A un anno dal primo lockdown gli
smart workers sono dipendenti pubblici, dirigenti e personale
altamente qualificato. Lo rivela un'inchiesta dell'Istituto
Promozione Lavoratori (Ipl) di Bolzano. Per gli intervistati il
mix ideale è di 2-3 giorni alla settimana di lavoro da remoto.
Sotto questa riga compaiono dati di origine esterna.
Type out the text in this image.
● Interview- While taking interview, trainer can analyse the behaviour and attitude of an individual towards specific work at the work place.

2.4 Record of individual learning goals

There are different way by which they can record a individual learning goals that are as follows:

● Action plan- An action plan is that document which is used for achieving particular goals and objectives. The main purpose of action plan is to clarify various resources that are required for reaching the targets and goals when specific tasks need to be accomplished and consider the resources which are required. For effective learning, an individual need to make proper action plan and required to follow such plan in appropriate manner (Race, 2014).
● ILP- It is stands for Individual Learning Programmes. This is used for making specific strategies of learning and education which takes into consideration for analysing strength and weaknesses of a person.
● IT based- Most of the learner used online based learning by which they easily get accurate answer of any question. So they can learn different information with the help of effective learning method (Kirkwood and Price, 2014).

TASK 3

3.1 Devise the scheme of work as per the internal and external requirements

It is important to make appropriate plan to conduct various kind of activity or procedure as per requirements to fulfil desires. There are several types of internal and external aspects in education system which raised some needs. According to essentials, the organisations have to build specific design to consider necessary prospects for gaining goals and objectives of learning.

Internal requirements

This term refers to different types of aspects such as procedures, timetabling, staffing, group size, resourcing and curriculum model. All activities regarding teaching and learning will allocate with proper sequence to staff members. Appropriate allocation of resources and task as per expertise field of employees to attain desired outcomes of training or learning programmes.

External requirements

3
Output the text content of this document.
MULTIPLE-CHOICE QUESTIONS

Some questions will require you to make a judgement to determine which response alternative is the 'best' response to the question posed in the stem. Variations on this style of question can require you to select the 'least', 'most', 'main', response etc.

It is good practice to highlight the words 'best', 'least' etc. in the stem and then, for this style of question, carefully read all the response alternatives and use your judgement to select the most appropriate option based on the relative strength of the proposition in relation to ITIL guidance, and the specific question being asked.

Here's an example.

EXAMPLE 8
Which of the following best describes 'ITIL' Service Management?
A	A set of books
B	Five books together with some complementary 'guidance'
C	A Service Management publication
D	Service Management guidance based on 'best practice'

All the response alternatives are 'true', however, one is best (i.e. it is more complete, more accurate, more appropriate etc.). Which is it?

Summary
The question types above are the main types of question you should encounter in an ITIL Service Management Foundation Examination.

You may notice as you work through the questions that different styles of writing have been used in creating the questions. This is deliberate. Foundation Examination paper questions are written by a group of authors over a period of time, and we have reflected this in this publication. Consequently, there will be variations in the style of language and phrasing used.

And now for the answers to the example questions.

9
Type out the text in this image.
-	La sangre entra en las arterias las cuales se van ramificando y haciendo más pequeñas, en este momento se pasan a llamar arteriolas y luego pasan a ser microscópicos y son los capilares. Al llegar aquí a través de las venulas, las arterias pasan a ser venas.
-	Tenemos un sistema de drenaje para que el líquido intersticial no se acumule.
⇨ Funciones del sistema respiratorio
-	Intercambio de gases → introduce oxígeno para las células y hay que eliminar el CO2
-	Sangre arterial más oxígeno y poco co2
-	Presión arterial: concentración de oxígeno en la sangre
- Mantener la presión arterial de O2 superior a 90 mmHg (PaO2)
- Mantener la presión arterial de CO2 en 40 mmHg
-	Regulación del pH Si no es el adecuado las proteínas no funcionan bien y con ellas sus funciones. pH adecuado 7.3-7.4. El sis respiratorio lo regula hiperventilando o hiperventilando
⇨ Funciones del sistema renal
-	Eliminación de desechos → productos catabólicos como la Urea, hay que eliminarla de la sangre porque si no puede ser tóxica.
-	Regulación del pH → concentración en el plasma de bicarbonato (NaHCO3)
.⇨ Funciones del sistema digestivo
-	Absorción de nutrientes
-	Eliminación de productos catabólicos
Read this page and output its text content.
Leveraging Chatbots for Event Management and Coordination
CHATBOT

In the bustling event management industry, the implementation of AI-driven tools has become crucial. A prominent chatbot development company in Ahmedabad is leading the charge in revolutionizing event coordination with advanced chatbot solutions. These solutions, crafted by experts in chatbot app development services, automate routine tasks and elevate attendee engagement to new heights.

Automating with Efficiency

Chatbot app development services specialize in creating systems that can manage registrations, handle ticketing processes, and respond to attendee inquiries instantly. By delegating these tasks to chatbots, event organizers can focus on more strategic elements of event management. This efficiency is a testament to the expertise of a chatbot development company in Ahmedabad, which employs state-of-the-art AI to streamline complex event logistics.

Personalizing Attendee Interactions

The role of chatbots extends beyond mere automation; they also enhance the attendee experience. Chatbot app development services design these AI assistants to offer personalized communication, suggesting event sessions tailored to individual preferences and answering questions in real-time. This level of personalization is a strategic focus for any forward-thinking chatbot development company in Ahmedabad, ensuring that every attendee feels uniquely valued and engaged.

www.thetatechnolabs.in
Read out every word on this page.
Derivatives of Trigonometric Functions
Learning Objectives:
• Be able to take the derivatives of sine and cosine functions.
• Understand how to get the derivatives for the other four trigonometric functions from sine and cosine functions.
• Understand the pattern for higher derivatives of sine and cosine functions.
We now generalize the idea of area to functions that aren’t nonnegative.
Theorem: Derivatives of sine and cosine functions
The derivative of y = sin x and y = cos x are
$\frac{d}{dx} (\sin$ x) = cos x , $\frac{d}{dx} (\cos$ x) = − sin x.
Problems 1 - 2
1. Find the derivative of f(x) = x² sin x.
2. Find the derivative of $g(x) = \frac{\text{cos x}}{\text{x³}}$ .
La stragrande maggioranza di chi non ha lavorato da remoto
dichiara che il proprio lavoro non si può svolgere a distanza
(85% degli intervistati), mentre minoritarie: non gli è stato
permesso (3%); la presenza del capo era necessaria (2%);
dimensione della casa o presenza di altre persone in famiglia
(2%); altri motivi (8%).
"Emerge che il 46% dei lavoratori e delle lavoratrici del
pubblico impiego ultimamente era in smart working, quota che
scende al 31% per gli occupati nel privato", evidenzia la
Vicedirettrice dell'Istituto Silvia Vogliotti, che ha elaborato
i dati insieme alla tirocinante Gaia Peressini. "Non si
evidenziano differenze di genere, mentre era in lavoro da remoto
il 40% di chi ha un contratto fisso e il 15% di chi ha un
contratto a tempo determinato", prosegue Vogliotti. Rispetto
alle professioni, gli smart workers sono soprattutto dirigenti,
professionisti altamente qualificati e addetti a lavoro di
ufficio, con quote superiori al 50% di lavoratori da remoto in
tutti e tre i casi. Molto meno diffuso il lavoro da remoto nelle
attività commerciali (il 19% degli intervistati), nei servizi
(18%), nonché negli operai specializzati (14%), mentre nessun
operaio qualificato o non qualificato dichiara di aver lavorato
ultimamente da remoto.
Passata la fase emergenziale quali elementi sono ritenuti
importanti dai lavoratori e dalle lavoratrici al-toatesine per
lavorare da remoto? Gli intervistati evidenziano la possibilità
di ottenere premi di risultato e produttività anche se si lavora
da remoto, di fare formazione e la possibilità di avere comunque
momenti di confronto in presenza con colleghi e capi. "Lo smart
working ha un futuro anche dopo la pandemia", è convinto il
presidente dell'Ipl Dieter Mayr. "Perché questo accada, però, le
condizioni devono essere quelle giuste. Sono quindi necessarie
regole chiare, concordate a livello di contrattazione
collettiva", conclude.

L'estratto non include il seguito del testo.